Capillary action, as you may or may not know without reading that Wikipedia link, is the phenomenon where water will “climb” up a narrow tube inserted into it. One of the curious things about this is that the water will spread farther as the tube gets narrower. My tea was escaping the mug through the wicking action of the teabag string, which is basically a capillary phenomenon– water gets pulled into small spaces between the threads, and moves up the string. It’s conceivable, then, that the cap could enhance this process, by compressing the string and making those spaces even smaller, and increasing the capillary action.
(I have prior experience of this, from an undergraduate research project nigh on 25 years ago. We were trying to look at a Kerr effect in a liquid sample, to see a rotation of polarization that was quadratic in the applied electric field. Doing this required a fairly large electric field, so I made a sample cell that was two metal electrodes with about a millimeter between them, and filled the gap with the liquid. Then I glued a microscope slide on the top of the electrodes to seal it up so the cell wouldn’t leak, whereupon all of the liquid between the electrodes sucked up into the tiny gap between the slide and the metal, leaving nothing in the larger gap where we wanted to see the effect…)
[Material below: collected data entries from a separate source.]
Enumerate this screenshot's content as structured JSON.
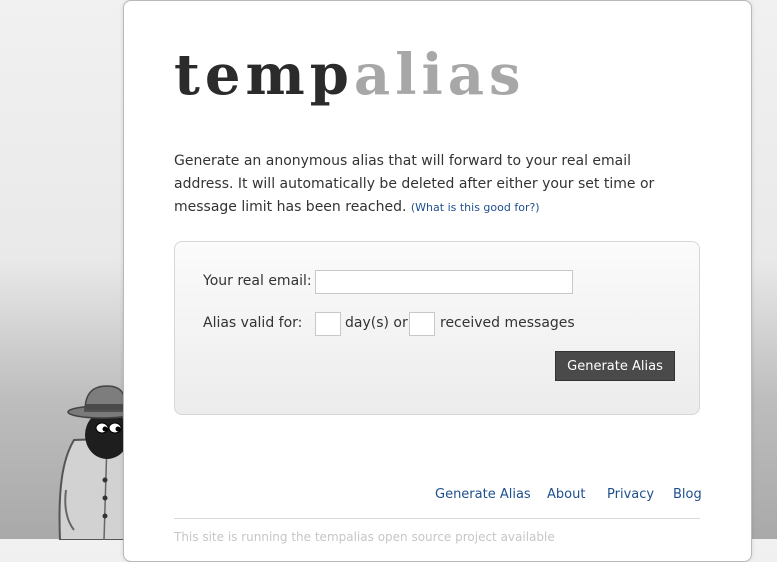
{
  "logo": {
    "part1": "temp",
    "part2": "alias"
  },
  "intro": {
    "text": "Generate an anonymous alias that will forward to your real email address. It will automatically be deleted after either your set time or message limit has been reached.",
    "link": "(What is this good for?)"
  },
  "form": {
    "email_label": "Your real email:",
    "email_value": "",
    "valid_label": "Alias valid for:",
    "days_value": "",
    "days_suffix": "day(s) or",
    "messages_value": "",
    "messages_suffix": "received messages",
    "submit_label": "Generate Alias"
  },
  "nav": {
    "items": [
      {
        "label": "Generate Alias"
      },
      {
        "label": "About"
      },
      {
        "label": "Privacy"
      },
      {
        "label": "Blog"
      }
    ]
  },
  "footer": {
    "text": "This site is running the tempalias open source project available"
  },
  "mascot": {
    "icon": "spy-mascot"
  },
  "colors": {
    "link": "#1f4f8f",
    "button": "#4a4a4a",
    "logo_dark": "#2b2b2b",
    "logo_light": "#a7a7a7"
  }
}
So, this seemed like a phenomenon in need of further investigation. Which I did using the highly sophisticated apparatus you see above, consisting of my travel mug, a teabag string, and a small graduated cylinder (10ml capacity) borrowed from my lab at work. I filled the mug with hot tap water with one end of the string inside, and the other end in the top of the graduated cylinder. Then I waited a while, and measured how much liquid dripped into the cylinder.
In keeping with good scientific practice, the duration of each trial was set by whatever else I needed to do– answering a bunch of email, walking the dog, eating dinner– so for a fair comparison, I divided the amount of liquid wicked out of the mug (which varied from 0.4ml to 1.8ml) by the length of the trial (which varied from 27 minutes to 64 minutes) to get a flow rate in milliliters per minute. Then, I made a graph, because that’s what I do:
The black circles are with the cap on, the red with the cap off, and the green triangle is a case where I replaced the cap after the second cap-off trial. There’s a lot of variability, here, but if I average together the cap-on data points I get a flow rate of 0.036±0.013 ml/min (0.030±0.011 ml/min if I include the replaced-cap point), and the cap-off points have an average of 0.013±0.007 ml/min. It’s not a hugely significant difference, but it is consistent with my anecdotal impression.
There are a bunch of caveats to this, though, chiefly that this is hugely material-dependent. In fact, it took a while to get this to work at all, because I first tried it with kitchen string (the stuff you tie meat with for roasting purposes), which produced no flow at all. that’s much thicker, and may be coated with something to prevent it absorbing too much juice during cooking, but strings from the Twinings tea bags I use at home didn’t produce anything useful, either. I ended up keeping the strings from several days’ worth of Starbucks trips and using those for the above tests. Each of the data points is a new string (so it started out dry); the scatter in points may reflect differences between strings.
And just for fun, I also repeated this with two narrow strips of paper towel, a material specifically designed for its wicking properties. Adding these to the graph gives:
You can see that, as you might well expect, the flow rate is dramatically higher for the towel than the string. Also, the effect of the cap is opposite– the cap-off case produced a higher flow rate by around a factor of 3. Constriction was an obstacle to the wicking behavior there, which it clearly was not for the string.
So, what have we learned from this, other than “Chad is an enormous nerd?” (which we knew already…) Well, basically, that capillary action is complicated. To really do this right would require a lot more fiddling around, and more careful control of the parameters, investigation of more fibers, etc. Which could be fun, but seems like a lot of work, so I’ll just leave it here.